I’ve always loved to write and I have been doing it all my life. It was so… My diary was my best friend and during the period when my parents were in Germany and me and my brother stayed with the grandparents in Szczecin and we waited for the trip I remember that the diary was really, really important for me and I had it with me all the time. I wrote constantly and noted my every thought, every fear and all my emotions. Before I left, I burnt all those diaries. I didn’t want to take all that with me. I started to write again when I arrived to Berlin but I had never hoped that I will be a writer someday. I suppose that was a dormant dream but I thought I couldn’t handle more than 10 or 20 pages of a book, that I won’t be able to be so persistent to succumb to one topic, elaborating on it from the beginning to the end. That I have so extensive and vivid imagination. No, no, no, I absolutely didn’t believe it. But I’ve always tried. I have a few books that I tried to write and managed to finish 50 or even 70 pages and I reached an obstacle. Those topics surpassed me. And the first book I started to write and I was serious about it but not knowing whether I will complete it was the “Tunnel”. At a certain point I was captured by the topic in such a way that it wasn’t a matter of my finishing it any more. That was just like the voices of all those emigrants, not only Poles, but all those emigrants and German immigrants who spoke to me and I was surprised where did they come from, why do I have to speak German. Why do I speak so much about Germans and so little about Poles. I’ve been asking myself the same question since then.
I wish to be a fully-fledged writer here, who says that she writes only about the things she wants to write, etc. but “Tunnel” wasn’t that kind of a book. “Tunnel” was a book… It certainly had its therapeutic value but I know that now, when I look at this book at a distance of 7 years, and I see that I processed various traumas there, injecting them into old Berliners. Today I understand that migrations of a German and a Pole are not so different at all, that migration is always the same, that it’s always connected not with nationality but simply with loss.

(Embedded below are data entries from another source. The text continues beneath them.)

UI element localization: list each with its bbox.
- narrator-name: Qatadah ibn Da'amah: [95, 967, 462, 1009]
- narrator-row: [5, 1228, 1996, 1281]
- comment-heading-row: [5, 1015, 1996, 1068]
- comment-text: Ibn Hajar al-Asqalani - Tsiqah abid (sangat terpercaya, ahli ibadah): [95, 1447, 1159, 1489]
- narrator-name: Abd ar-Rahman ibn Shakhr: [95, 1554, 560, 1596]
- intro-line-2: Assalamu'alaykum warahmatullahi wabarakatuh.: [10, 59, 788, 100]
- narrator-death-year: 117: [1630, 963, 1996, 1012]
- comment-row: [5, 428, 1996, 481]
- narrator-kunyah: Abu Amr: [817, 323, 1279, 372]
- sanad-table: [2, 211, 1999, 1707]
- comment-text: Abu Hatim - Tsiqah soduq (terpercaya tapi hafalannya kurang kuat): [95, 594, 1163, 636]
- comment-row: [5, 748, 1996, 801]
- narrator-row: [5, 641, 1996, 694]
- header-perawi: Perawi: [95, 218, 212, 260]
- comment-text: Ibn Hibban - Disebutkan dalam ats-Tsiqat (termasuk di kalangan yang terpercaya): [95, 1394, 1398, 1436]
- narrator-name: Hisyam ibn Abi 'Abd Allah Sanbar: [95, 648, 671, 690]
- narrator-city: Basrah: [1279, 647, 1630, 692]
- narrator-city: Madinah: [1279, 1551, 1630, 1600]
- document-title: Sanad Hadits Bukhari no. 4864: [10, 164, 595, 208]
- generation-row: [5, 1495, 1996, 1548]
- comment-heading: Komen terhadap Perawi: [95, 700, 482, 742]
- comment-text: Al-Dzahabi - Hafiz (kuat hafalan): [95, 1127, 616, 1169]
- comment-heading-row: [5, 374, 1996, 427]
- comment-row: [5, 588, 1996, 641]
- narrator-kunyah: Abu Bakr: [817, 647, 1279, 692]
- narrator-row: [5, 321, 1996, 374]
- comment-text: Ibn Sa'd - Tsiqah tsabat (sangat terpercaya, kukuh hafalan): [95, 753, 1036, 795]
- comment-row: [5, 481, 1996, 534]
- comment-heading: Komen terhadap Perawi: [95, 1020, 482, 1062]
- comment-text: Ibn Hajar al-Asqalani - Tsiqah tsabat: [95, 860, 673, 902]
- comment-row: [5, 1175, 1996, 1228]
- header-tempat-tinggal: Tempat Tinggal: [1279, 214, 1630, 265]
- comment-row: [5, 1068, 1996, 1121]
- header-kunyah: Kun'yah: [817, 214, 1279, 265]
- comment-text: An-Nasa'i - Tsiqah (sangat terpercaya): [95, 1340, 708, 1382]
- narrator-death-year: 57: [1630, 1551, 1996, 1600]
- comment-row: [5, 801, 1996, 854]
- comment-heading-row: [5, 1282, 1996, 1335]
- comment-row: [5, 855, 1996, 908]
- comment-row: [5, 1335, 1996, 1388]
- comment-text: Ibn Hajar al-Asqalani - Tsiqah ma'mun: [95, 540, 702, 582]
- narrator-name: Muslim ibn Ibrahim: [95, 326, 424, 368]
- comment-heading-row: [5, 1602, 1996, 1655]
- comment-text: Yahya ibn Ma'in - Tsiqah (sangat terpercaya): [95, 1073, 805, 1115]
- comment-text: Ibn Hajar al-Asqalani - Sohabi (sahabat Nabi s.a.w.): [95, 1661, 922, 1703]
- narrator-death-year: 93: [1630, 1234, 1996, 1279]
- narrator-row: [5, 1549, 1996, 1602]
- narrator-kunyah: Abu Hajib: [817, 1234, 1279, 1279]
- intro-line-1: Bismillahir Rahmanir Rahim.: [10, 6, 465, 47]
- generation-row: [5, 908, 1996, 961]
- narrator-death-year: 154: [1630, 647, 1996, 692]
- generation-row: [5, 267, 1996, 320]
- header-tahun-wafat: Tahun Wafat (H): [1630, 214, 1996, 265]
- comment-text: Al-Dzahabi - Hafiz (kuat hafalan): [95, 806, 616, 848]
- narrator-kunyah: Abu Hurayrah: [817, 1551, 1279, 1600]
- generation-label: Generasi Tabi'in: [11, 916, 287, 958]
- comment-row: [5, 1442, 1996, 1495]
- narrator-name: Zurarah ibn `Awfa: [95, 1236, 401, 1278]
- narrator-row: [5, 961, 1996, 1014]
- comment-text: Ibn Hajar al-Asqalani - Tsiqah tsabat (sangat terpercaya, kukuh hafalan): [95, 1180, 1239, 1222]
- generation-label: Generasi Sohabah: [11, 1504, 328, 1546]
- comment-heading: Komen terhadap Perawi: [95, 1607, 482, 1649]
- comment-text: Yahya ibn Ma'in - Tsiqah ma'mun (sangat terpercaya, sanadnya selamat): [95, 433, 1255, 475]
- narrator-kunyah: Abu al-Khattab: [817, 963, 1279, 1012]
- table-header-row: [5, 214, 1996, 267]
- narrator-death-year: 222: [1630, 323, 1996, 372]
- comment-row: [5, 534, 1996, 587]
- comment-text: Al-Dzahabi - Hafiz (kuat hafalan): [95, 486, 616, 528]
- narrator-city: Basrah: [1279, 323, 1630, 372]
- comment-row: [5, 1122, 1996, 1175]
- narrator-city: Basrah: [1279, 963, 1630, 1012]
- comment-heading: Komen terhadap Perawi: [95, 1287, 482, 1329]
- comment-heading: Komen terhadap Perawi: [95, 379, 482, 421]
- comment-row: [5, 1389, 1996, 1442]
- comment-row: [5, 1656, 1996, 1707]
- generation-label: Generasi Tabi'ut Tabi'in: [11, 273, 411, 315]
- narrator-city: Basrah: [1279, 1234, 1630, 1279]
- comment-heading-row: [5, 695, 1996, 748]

I must say that I’m really lucky. I really, really am very lucky. I managed not to lose Poland and not to lose the Polishness in me and, at the same time, gain a new place in the world, love the country that for us, Poles, seems so difficult to love, Germany. I discovered so many wonderful, amazing valuable people and great places in this country. Every day I am amazed with this country anew. And every time I became enchanted with Gdańsk and Poland anew.